I’m sure you’ve often wished you had the opportunity to tell the architect a thing or two about the way your house has been planned. Perhaps you’ve even felt you’d very much like to make some suggestions for improving your neighbourhood. Well, it’s my job to collect these criticisms and suggestions and I spend a good deal of my time interviewing housewives in their homes. And I must say I find everyone is most friendly and generally only too pleased to help.
Some of them, I feel sure, are flattered when we ask their opinions, while others are rather glad to have someone to talk to especially if they don’t get out and about much. Frequently, I’m offered a cup of tea and once it was a piece of wedding anniversary cake and a glass of sherry. I’m shown photos of the family or invited to see their new furniture or even to listen to a piece of music on the piano which an elderly man had composed himself.
When the husband is at home he’s brought into the conversation too, even if he is in the middle of shaving, like one man who came to the front door and talked to me with his face covered in lather!
A little while ago, one of the things I had to investigate was the best design for windows which a housewife could clean herself even though she lived in a flat about ten storeys up. The architect wanted to know how far an average woman would stretch out to clean a fixed window pane and I went round to see how housewives were managing in blocks of flats where windows were of different sizes.
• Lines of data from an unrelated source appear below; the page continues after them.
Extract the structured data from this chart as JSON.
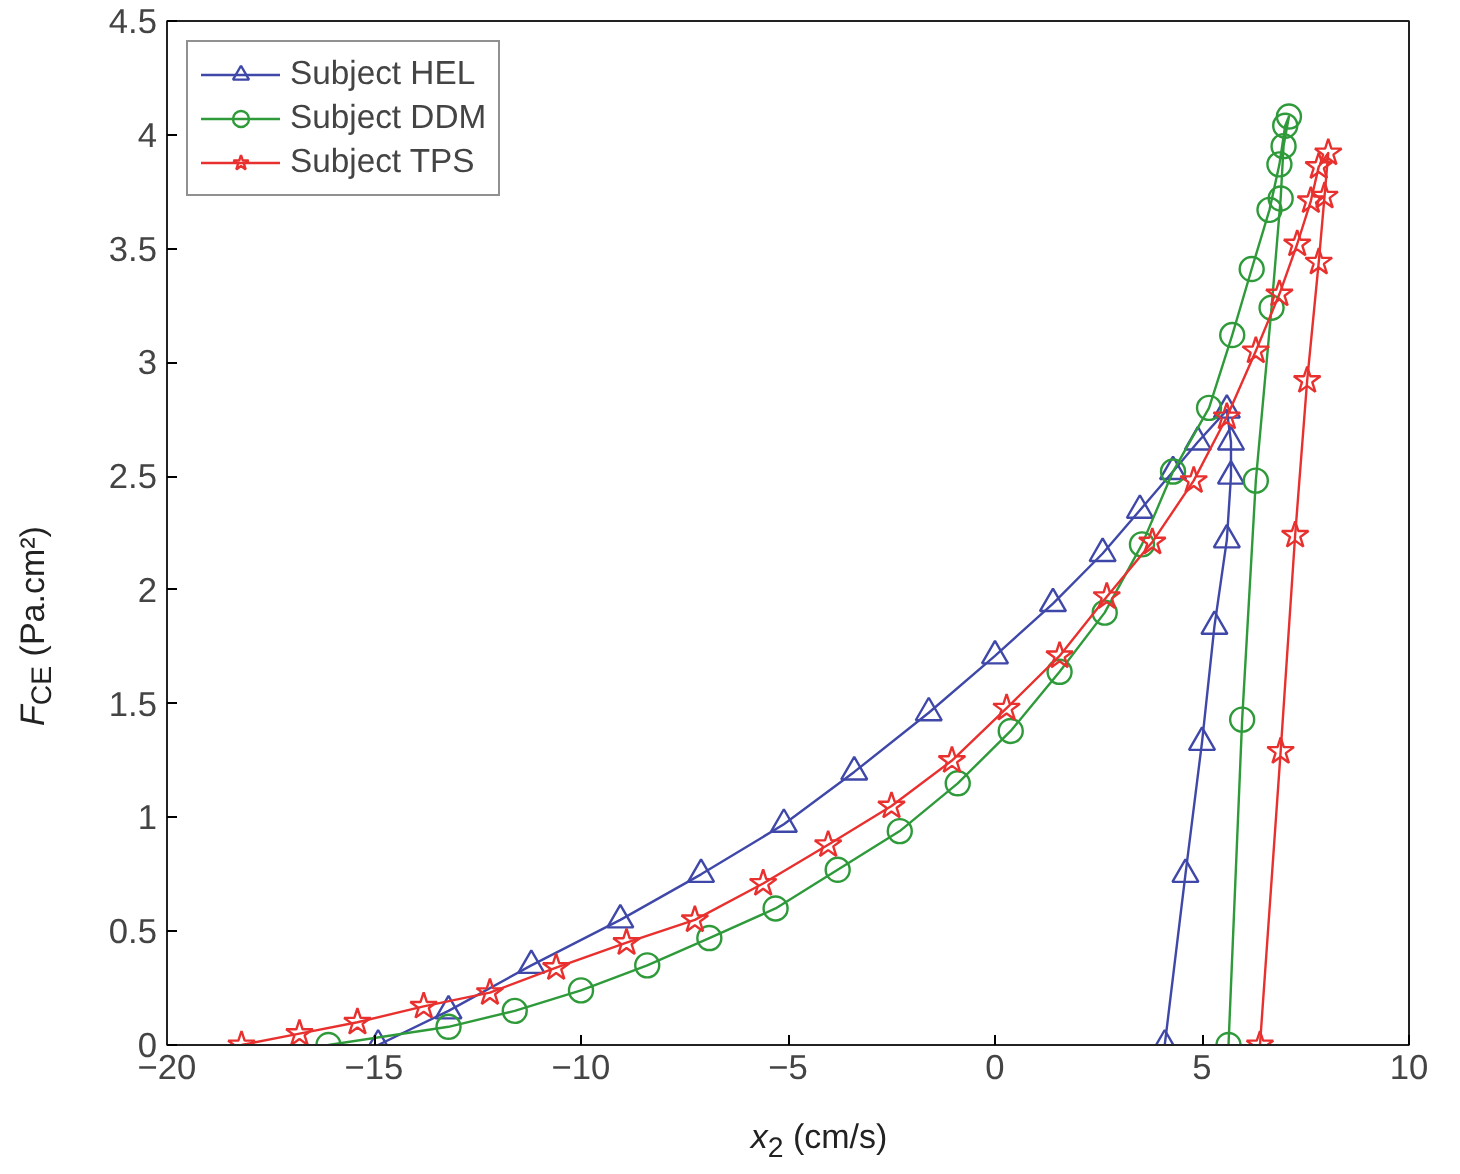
{
  "chart_data": {
    "type": "line",
    "xlabel": "x$_{2}$ (cm/s)",
    "ylabel": "F$_{CE}$ (Pa.cm²)",
    "xlim": [
      -20,
      10
    ],
    "xticks": [
      -20,
      -15,
      -10,
      -5,
      0,
      5,
      10
    ],
    "ylim": [
      0,
      4.5
    ],
    "yticks": [
      0,
      0.5,
      1,
      1.5,
      2,
      2.5,
      3,
      3.5,
      4,
      4.5
    ],
    "grid": false,
    "legend": "top left",
    "line_style": "solid",
    "series": [
      {
        "name": "Subject HEL",
        "color": "#3f48a8",
        "marker": "triangle",
        "x": [
          -14.9,
          -13.2,
          -11.2,
          -9.05,
          -7.1,
          -5.1,
          -3.4,
          -1.6,
          0,
          1.4,
          2.6,
          3.5,
          4.3,
          4.9,
          5.6,
          5.7,
          5.7,
          5.6,
          5.3,
          5.0,
          4.6,
          4.1
        ],
        "values": [
          0,
          0.15,
          0.35,
          0.55,
          0.75,
          0.97,
          1.2,
          1.46,
          1.71,
          1.94,
          2.16,
          2.35,
          2.52,
          2.65,
          2.79,
          2.65,
          2.5,
          2.22,
          1.84,
          1.33,
          0.75,
          0
        ]
      },
      {
        "name": "Subject DDM",
        "color": "#2e9a3a",
        "marker": "circle",
        "x": [
          -16.1,
          -13.2,
          -11.6,
          -10.0,
          -8.4,
          -6.9,
          -5.3,
          -3.8,
          -2.3,
          -0.9,
          0.38,
          1.56,
          2.65,
          3.55,
          4.3,
          5.17,
          5.73,
          6.2,
          6.63,
          6.87,
          7.01,
          7.1,
          6.97,
          6.9,
          6.68,
          6.3,
          5.97,
          5.64
        ],
        "values": [
          0,
          0.08,
          0.15,
          0.24,
          0.35,
          0.47,
          0.6,
          0.77,
          0.94,
          1.15,
          1.38,
          1.64,
          1.9,
          2.2,
          2.52,
          2.8,
          3.12,
          3.41,
          3.67,
          3.87,
          4.04,
          4.08,
          3.95,
          3.72,
          3.24,
          2.48,
          1.43,
          0
        ]
      },
      {
        "name": "Subject TPS",
        "color": "#e8312f",
        "marker": "star",
        "x": [
          -18.2,
          -16.8,
          -15.4,
          -13.8,
          -12.2,
          -10.6,
          -8.9,
          -7.25,
          -5.6,
          -4.03,
          -2.5,
          -1.04,
          0.28,
          1.56,
          2.7,
          3.8,
          4.8,
          5.6,
          6.3,
          6.87,
          7.3,
          7.63,
          7.82,
          8.05,
          7.96,
          7.82,
          7.54,
          7.25,
          6.9,
          6.4
        ],
        "values": [
          0,
          0.05,
          0.1,
          0.17,
          0.23,
          0.34,
          0.45,
          0.55,
          0.71,
          0.88,
          1.05,
          1.25,
          1.48,
          1.71,
          1.97,
          2.21,
          2.48,
          2.76,
          3.05,
          3.3,
          3.52,
          3.71,
          3.86,
          3.92,
          3.73,
          3.44,
          2.92,
          2.24,
          1.29,
          0
        ]
      }
    ]
  }
}
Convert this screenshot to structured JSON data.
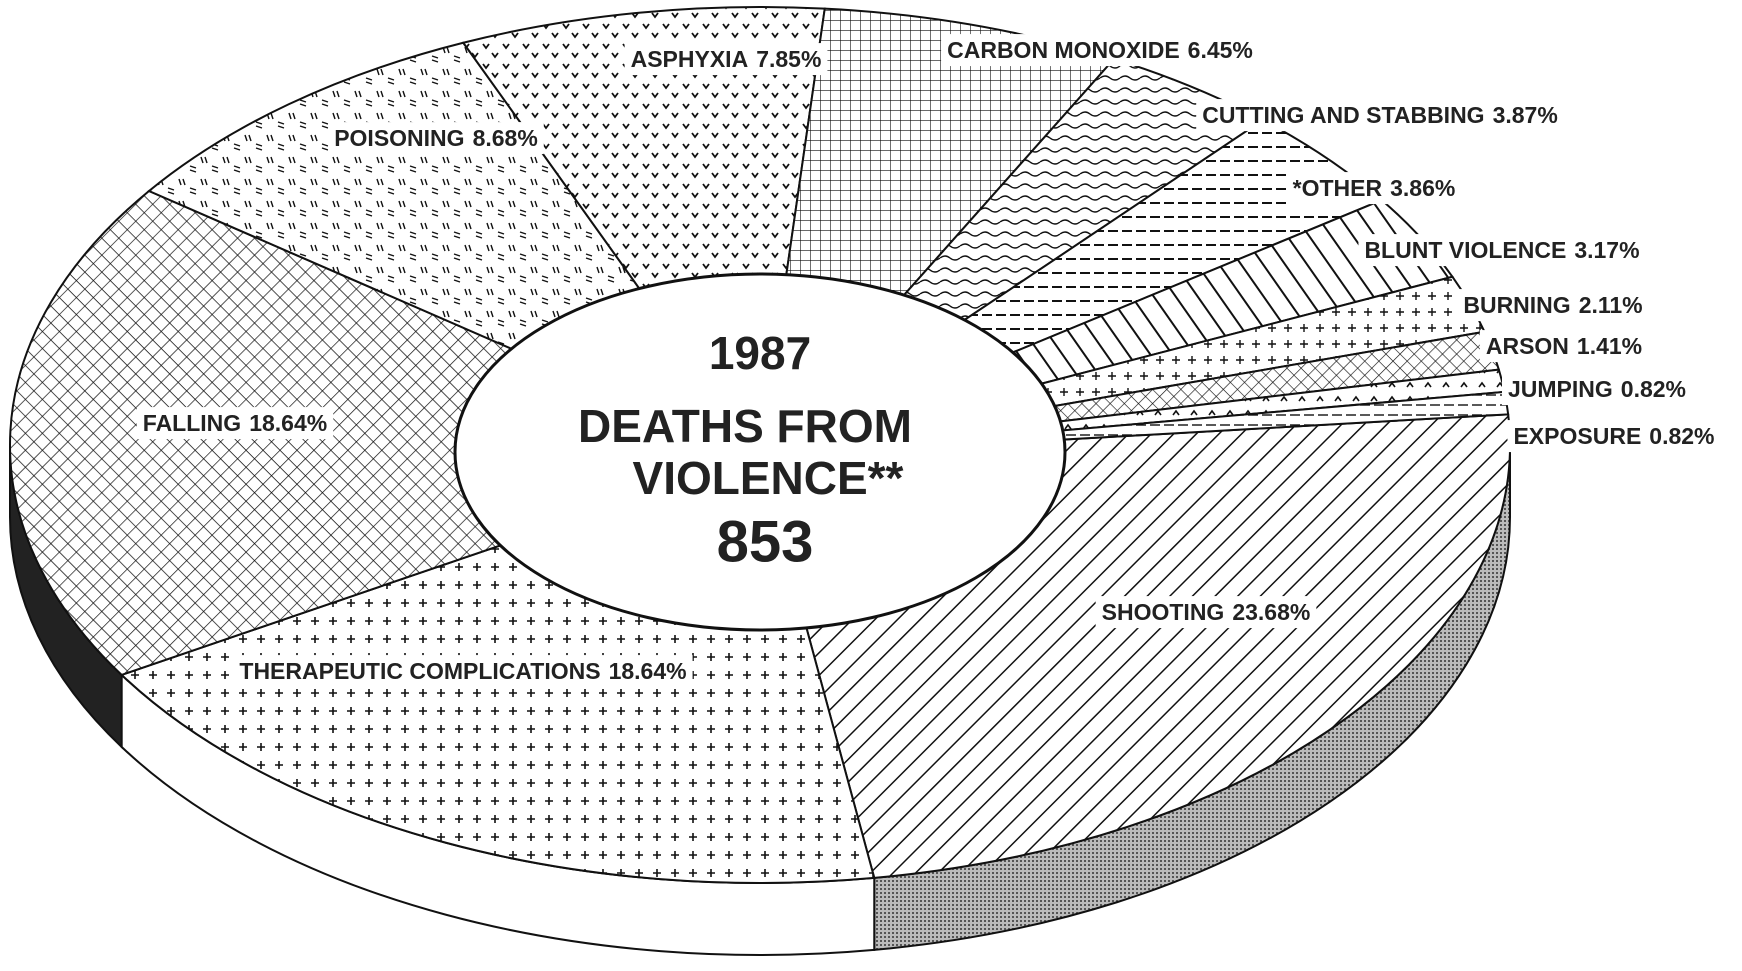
{
  "chart_data": {
    "type": "donut3d",
    "title": "1987",
    "subtitle": [
      "DEATHS FROM",
      "VIOLENCE**"
    ],
    "total": 853,
    "categories": [
      "SHOOTING",
      "THERAPEUTIC COMPLICATIONS",
      "FALLING",
      "POISONING",
      "ASPHYXIA",
      "CARBON MONOXIDE",
      "CUTTING AND STABBING",
      "*OTHER",
      "BLUNT VIOLENCE",
      "BURNING",
      "ARSON",
      "JUMPING",
      "EXPOSURE"
    ],
    "values": [
      23.68,
      18.64,
      18.64,
      8.68,
      7.85,
      6.45,
      3.87,
      3.86,
      3.17,
      2.11,
      1.41,
      0.82,
      0.82
    ],
    "value_labels": [
      "23.68%",
      "18.64%",
      "18.64%",
      "8.68%",
      "7.85%",
      "6.45%",
      "3.87%",
      "3.86%",
      "3.17%",
      "2.11%",
      "1.41%",
      "0.82%",
      "0.82%"
    ]
  }
}
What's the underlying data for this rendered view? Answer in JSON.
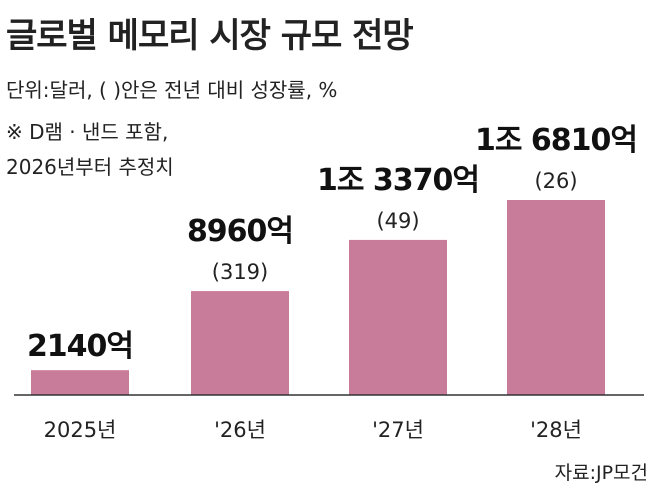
{
  "title": "글로벌 메모리 시장 규모 전망",
  "unit": "단위:달러, (    )안은 전년 대비 성장률, %",
  "note": "※ D램 · 낸드 포함,\n2026년부터 추정치",
  "source": "자료:JP모건",
  "chart_data": {
    "type": "bar",
    "categories": [
      "2025년",
      "'26년",
      "'27년",
      "'28년"
    ],
    "values": [
      2140,
      8960,
      13370,
      16810
    ],
    "value_labels": [
      "2140억",
      "8960억",
      "1조 3370억",
      "1조 6810억"
    ],
    "growth_labels": [
      "",
      "(319)",
      "(49)",
      "(26)"
    ],
    "ylim": [
      0,
      16810
    ],
    "grid": false,
    "colors": {
      "bar": "#c97c9a",
      "axis": "#333333"
    }
  }
}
You’d be surprised at some of the antics the housewives get up to to clean a window. I remember one rather small but determined person who gave me a demonstration and she hung so far out of her window – she was eight storeys up – that my heart was in my mouth, but when she had finished and was safely inside the flat, all she said was, “It’s a bit breezy today”.
These high blocks of flats that architect and planners are designing for the centre of our cities do save land but, you may ask, what about the people living in them, do they like it and what are the advantages and disadvantages as they see them? This was the job for me and off I went to find out how these families liked living up in the air.
I must say, I didn’t start too well because I got stuck in a lift, you know, one of those small enclosed lifts that they have in blocks of flats and which you operate yourself. This one I was in just wouldn’t stop and I went up and down feeling more and more panicky. In the end, I got the right buttons to work and escaped. However, when at last I did step out some nine storeys up the view was magnificent and many of the housewives said that this advantage, together with the healthy air and the greater quiet, made it worthwhile living high up.
Of course children in flats are one of the big problems and I did a special study on the sort of play spaces that were wanted. I went round all kinds of housing estates and watched and photographed the children just playing naturally with whatever came to hand.
Young children especially are really fascinating when they are absorbed in some game and I got some charming snaps, like the two little girls who were giving a Punch and Judy show with one of their dolls and a homemade stage, or the sweet little two year old boy who was solemnly digging with a wooden spoon in a small patch of earth by a tree while all around him was an expanse of hard tarmac.
However, it’s generally because it is difficult to find somewhere for the children to play in safety that many mothers, especially those with toddlers, are anxious to have a house and garden in exchange for a flat.
I once did an interesting enquiry into the popularity of private gardens in the centre of London. Many of them were very small and some were separated from the home. However, it seems that most housewives want to give their washing a good blow in the garden – even in sooty London.
Then of course it’s a hobby for the old man as it gives him something to do in the evenings instead of sitting cooped up indoors or spending money down the pub.
I’ve seen some really lovely displays of flowers in small gardens in the heart of East London and they were such a colourful contrast to grimy walls and grey streets.
Planners and architects do realise how important gardens are to many people and they are doing their best to provide them even though land is very scarce in the centre of our cities.
One of their ideas is to build a sort of compromise between a house and a flat, it’s a four storey building like a house on top of a house. The bottom house has its garden attached and the top house has a little garden at the back. From my interviewing it seems that not only are the gardens popular but that people prefer this type of building to a flat because they like going upstairs to bed.
I have given you just a few examples of the sort of work I do. As you can see these sociological studies are something rather new but I hope they will play an ever-increasing part in improving our towns of the future.